Town Clerk Nancy A. Brooks ruled Wednesday that Black’s petitions — which called for splitting the town into four wards and enacting a new set of town board meeting bylaws — were invalid because they did not comply with election law.
Brooks found that the petitions did not contain enough valid signatures. Her decision says that the 400-or-so signatures on each petition were not accompanied by listing of the signer’s town of residence, thus making the signatures invalid.
The town bylaw petition also did not have statutory authority, Brooks’ decision said, meaning creating meeting bylaws isn’t allowed because town law does not permit it.
Town Attorney Michael J. Norris said according to election law, a separate column was needed on the petitions allowing signers to put their town of residence. Some of the signers did write Lockport next to their addresses.
A petition needs 322 valid signatures — 5 percent of town residents who voted in the last gubernatorial election — in order to become a referendum for voters to consider in November.
“I’m disappointed,” Black said, adding that he did not feel bitter or malice toward anyone.
Earlier this month, Black filed the petitions to try getting referendums going. He wanted town residents to decide whether the town should be divided into four wards and town board members elected from those wards, as happens in many cities including the City of Lockport; and he also wanted residents to decide whether to set some new rules for town board meetings.
Black also proposed town meeting bylaws including: all board meetings, regular and work sessions, would be held during evening hours only; board votes on business would take place at the regular meetings only; and punitive measures by the board — such as barring a resident from addressing the board — would be limited to a single meeting.
Brooks’ ruling could be challenged in an Article 78 proceeding in New York State Supreme Court, Norris said. However, the deadline for that isn’t clear in the election law, he added.
Black said Wednesday he was unsure whether or not he would challenge the ruling, mainly because of the cost to do so.
”But I really think I have the grounds to have this reversed,” Black said.

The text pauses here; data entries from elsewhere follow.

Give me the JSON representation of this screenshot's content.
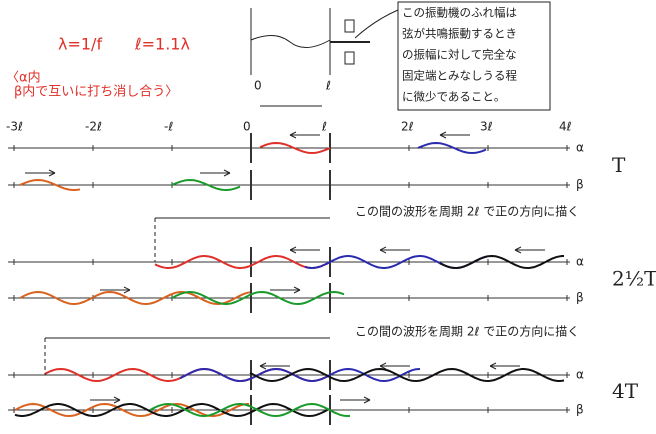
{
  "formula": {
    "lambda": "λ=1/f",
    "length": "ℓ=1.1λ"
  },
  "note": [
    "〈α内",
    "β内で互いに打ち消し合う〉"
  ],
  "apparatus_labels": [
    "0",
    "ℓ"
  ],
  "callout": [
    "この振動機のふれ幅は",
    "弦が共鳴振動するとき",
    "の振幅に対して完全な",
    "固定端とみなしうる程",
    "に微少であること。"
  ],
  "axis_labels": [
    "-3ℓ",
    "-2ℓ",
    "-ℓ",
    "0",
    "ℓ",
    "2ℓ",
    "3ℓ",
    "4ℓ"
  ],
  "rows": [
    {
      "time": "T",
      "alpha": "α",
      "beta": "β"
    },
    {
      "time": "2½T",
      "alpha": "α",
      "beta": "β"
    },
    {
      "time": "4T",
      "alpha": "α",
      "beta": "β"
    }
  ],
  "annotations": [
    "この間の波形を周期 2ℓ で正の方向に描く",
    "この間の波形を周期 2ℓ で正の方向に描く"
  ]
}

Black wanted to submit a letter prior to Brooks making the decision, but submitted it on Wednesday unaware that Brooks was making her ruling. The letter was a response to the objections filed last week to Black’s petitions by resident and alternate Planning Board member Thomas Grzebinski.
In the letter, Black charges that while he received a copy of Grzebinski’s objections on Sept. 14, that the petitions should be allowed on the ballot because he did not receive the objections from Grzebinski. Black said election law 6294.1(b) and 6215.7(b) say objections to petitions cannot be considered unless “the objector filing the specifications personally delivers or mails by registered or certified mail a duplicate copy of the specification to each candidate.”